Il mondo delle piccole officine tessili, dei laboratori artigianali e dei negozietti, dove si lavora in modo continuativo dalle sette del mattino a mezzanotte, in condizioni di precariato estremo senza la minima parvenza di diritti sindacali, tantomeno le vacanze (previste dalla legge solo per le fabbriche e non per le piccole attività artigianali), dove si sfrutta anche la manodopera minorile, dove si fanno carte false, imbrogliando sull’età, per poter essere assunti. È la realtà di una città industriale della Cina orientale, su cui si focalizza lo sguardo di Wang Bing nel suo ultimo lavoro, Bitter Money. Ancora una volta il regista punta i riflettori su quanto di solito rimane nell’oscurità, la parte marginale della società cinese, il mondo degli sfruttati e degli esclusi dalla ricchezza della rampante Cina urbana contemporanea. Un mondo che, pur nella sua spersonalizzazione, conserva ancora una mentalità patriarcale confuciana, come è chiaro dal ritratto della protagonista Ling Ling, rassegnata a un marito che alza frequentemente le mani su di lei. Wang Bing mostra la realtà e l’alienazione dei ritmi lavorativi, con lunghe sequenze, estenuanti, snervanti, in tempo reale, del lavoro alla macchina cucitrice o al confezionamento dei pacchi da imballaggio. Gli operai proseguono nella loro routine anche quando dalle loro finestre vedono un incidente stradale, che commentano senza interrompersi.
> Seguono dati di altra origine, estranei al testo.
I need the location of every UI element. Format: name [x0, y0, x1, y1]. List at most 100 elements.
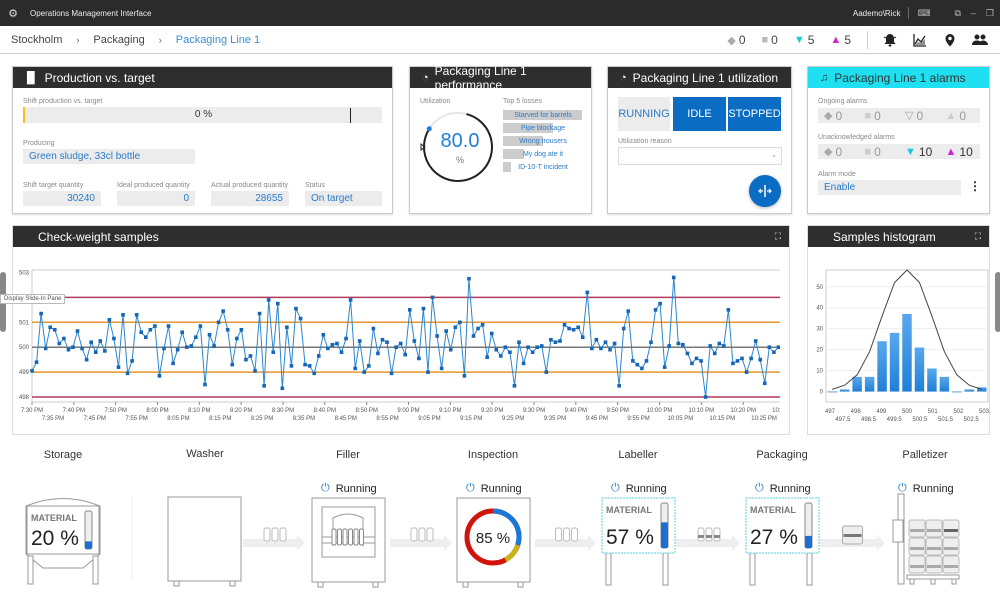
x-tick-label: 8:00 PM: [146, 408, 168, 414]
data-point: [690, 361, 694, 366]
x-tick-label: 10:05 PM: [668, 416, 694, 422]
loss-label: Starved for barrels: [514, 111, 572, 119]
user-name[interactable]: Aademo\Rick: [853, 9, 901, 18]
data-point: [412, 339, 417, 343]
x-tick-label: 7:35 PM: [42, 416, 64, 422]
data-point: [712, 351, 717, 356]
stopped-button[interactable]: STOPPED: [728, 97, 781, 131]
split-fab-button[interactable]: [749, 175, 781, 207]
data-point: [225, 327, 230, 332]
data-point: [339, 350, 344, 354]
power-icon: ⏻: [755, 482, 764, 494]
fullscreen-icon[interactable]: ⛶: [975, 231, 981, 242]
ongoing-alarms-row[interactable]: ◆ 0 ■ 0 ▽ 0 ▲ 0: [818, 108, 980, 123]
crate-band: [910, 565, 924, 568]
alarm-count: ▽ 0: [905, 109, 940, 123]
status-field: On target: [305, 191, 382, 206]
loss-item[interactable]: ID-10-T incident: [503, 162, 583, 172]
stage-status: ⏻ Running: [466, 482, 522, 495]
nav-count-triangle-up[interactable]: ▲ 5: [830, 33, 851, 47]
stage-status: ⏻ Running: [321, 482, 377, 495]
x-tick-label: 9:45 PM: [586, 416, 608, 422]
nav-count-diamond[interactable]: ◆ 0: [727, 33, 745, 47]
data-point: [207, 332, 212, 337]
location-pin-icon[interactable]: [942, 32, 958, 48]
x-tick-label: 499: [876, 409, 887, 415]
bottle-icon: [359, 528, 364, 546]
breadcrumb-stockholm[interactable]: Stockholm: [11, 34, 62, 46]
panel-title: Production vs. target: [44, 70, 155, 85]
data-point: [649, 340, 653, 345]
loss-item[interactable]: Pipe blockage: [503, 123, 583, 133]
utilization-panel: ◔ Packaging Line 1 utilization RUNNING I…: [607, 66, 792, 214]
power-icon: ⏻: [466, 482, 475, 494]
unack-alarms-row[interactable]: ◆ 0 ■ 0 ▼ 10 ▲ 10: [818, 144, 980, 159]
data-point: [98, 339, 103, 343]
data-point: [767, 345, 772, 350]
shift-production-label: Shift production vs. target: [23, 98, 103, 105]
data-point: [703, 395, 708, 399]
histogram-bar: [827, 391, 837, 393]
unack-alarms-label: Unacknowledged alarms: [818, 134, 895, 141]
data-point: [594, 337, 599, 342]
utilization-reason-select[interactable]: ⌄: [618, 147, 782, 165]
data-point: [248, 354, 253, 358]
alarms-panel: ♫ Packaging Line 1 alarms Ongoing alarms…: [807, 66, 990, 214]
running-button[interactable]: RUNNING: [618, 97, 670, 131]
disconnect-icon[interactable]: ⧉: [954, 8, 960, 19]
data-point: [157, 374, 162, 378]
crate-band: [944, 547, 958, 550]
crate-band: [910, 547, 924, 550]
stage-title-washer: Washer: [186, 448, 224, 460]
more-menu-icon[interactable]: ⋮: [969, 179, 981, 193]
production-line-diagram: MATERIAL 20 % 85 % MATERIAL 57 % MATERIAL 27 %: [25, 493, 960, 588]
users-icon[interactable]: [972, 32, 988, 48]
keyboard-icon[interactable]: ⌨: [917, 8, 930, 19]
x-tick-label: 9:55 PM: [627, 416, 649, 422]
divider: [867, 31, 868, 49]
production-panel: ▐▌ Production vs. target Shift productio…: [12, 66, 393, 214]
alarm-mode-field: Enable: [818, 180, 961, 195]
bottle-icon: [697, 527, 705, 542]
loss-item[interactable]: My dog ate it: [503, 149, 583, 159]
crate-icon: [925, 519, 943, 538]
nav-count-triangle-down[interactable]: ▼ 5: [794, 33, 815, 47]
crate-band: [927, 529, 941, 532]
restore-button[interactable]: ❐: [986, 8, 994, 19]
panel-title: Packaging Line 1 performance: [434, 63, 527, 92]
data-point: [590, 346, 594, 351]
right-slide-in-handle[interactable]: [995, 272, 1000, 332]
data-point: [462, 374, 467, 378]
sign-post: [806, 552, 813, 586]
breadcrumb-packaging[interactable]: Packaging: [93, 34, 144, 46]
count-value: 0: [771, 33, 778, 47]
idle-button[interactable]: IDLE: [673, 97, 726, 131]
nav-count-square[interactable]: ■ 0: [762, 33, 778, 47]
data-point: [353, 366, 357, 371]
data-point: [275, 301, 280, 306]
bottle-icon: [563, 527, 570, 542]
shift-target-field: 30240: [23, 191, 101, 206]
data-point: [758, 357, 763, 362]
x-tick-label: 9:40 PM: [565, 408, 587, 414]
fullscreen-icon[interactable]: ⛶: [775, 231, 781, 242]
trend-chart-icon[interactable]: [912, 32, 928, 48]
data-point: [93, 350, 98, 354]
panel-header: ◔ Packaging Line 1 performance: [410, 64, 591, 92]
power-icon: ⏻: [611, 482, 620, 494]
loss-bar: [503, 149, 524, 159]
stage-status: ⏻ Running: [611, 482, 667, 495]
data-point: [722, 344, 726, 348]
loss-item[interactable]: Wrong trousers: [503, 136, 583, 146]
data-point: [385, 340, 389, 345]
breadcrumb-current: Packaging Line 1: [175, 33, 261, 46]
data-point: [184, 345, 189, 350]
minimize-button[interactable]: –: [971, 8, 976, 18]
producing-field: Green sludge, 33cl bottle: [23, 149, 195, 164]
loss-item[interactable]: Starved for barrels: [503, 110, 583, 120]
data-point: [289, 364, 294, 368]
alarm-bell-icon[interactable]: [882, 32, 898, 48]
data-point: [448, 347, 453, 352]
bottle-icon: [271, 527, 279, 542]
data-point: [580, 335, 585, 340]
Non è solo il riso – nel senso dell’oggetto e del prodotto di un lavoro come per le mondine del film di De Santis – a essere amaro, quanto il denaro stesso, e il capitalismo che lo sottende: si arriva peraltro a paventare anche il sistema di vendite piramidale, quell’aberrazione lavorativa che arriva dagli Usa. Wang Bing segue i personaggi fin dalla loro città d’origine e nel loro lungo viaggio in treno, di oltre due giorni, per arrivare a trovare un posto di lavoro. Li segue e si mescola a loro, nei dormitori dove alloggiano, pieni di letti a castello, in palazzoni che formano un grande agglomerato urbano. Li insegue e li cerca salendo le scale, sui ballatoi con macchina a mano traballante, che tradisce l’oscillazione dei passi dell’operatore. Probabile, conoscendo l’approccio di lavoro abituale del regista, che abbia convissuto con queste persone, che abbia alloggiato negli stessi vani. La sua stessa presenza si palesa in uno specchio, in cui si riflette la telecamera, e in un momento in cui il personaggio che segue esclama: “È ora di dormire, filmerai domani”.

Il regista sa tuttavia mantenersi a debita distanza, come nella lunga scena della lite tra Ling Ling e il marito nel suo negozio, con la m.d.p. che si tiene discreta, fuori dalle vetrine, appoggiata a un manufatto esterno. Il sistema capitalista è reso in Bitter Money come una sequela di numeri e cifre, sciorinate dai personaggi, una litania che abbonda nei loro dialoghi. Le loro età, da ritoccare sui documenti per poter fare carte false ed essere assunti;  i numeri delle carte nei giochi sul treno per ingannare il tempo, le taglie delle magliette che confezionano, il numero giornaliero di stirature, il numero di serie, i quantitativi di produzione, le quote d’affitto, le ore (tantissime) di lavoro giornaliero, la frequenza dei litigi tra coniugi, fino ad arrivare alla voce elettronica che declama l’estratto conto dal cellulare dopo le opzioni numeriche della tastiera. Una megamacchina, un capitalismo amaro, scarnificato fino all’osso nella sua componente numerica che sembra rappresentarne l’ossatura: i numeri intesi come performance o indici delle transazioni economiche che presiedono a tutto. Anche ai rapporti personali, come suggerisce la scena dell’ultimo litigio tra Ling Ling e il marito, in cui la donna esclama: “Se vuoi cacciarmi, devi darmi dei soldi”. Il film si chiude con la scena di un grande packaging, la chiusura sigillata di un enorme sacco sotto la pioggia battente. A suggellare tutta la realtà raccontata dal film.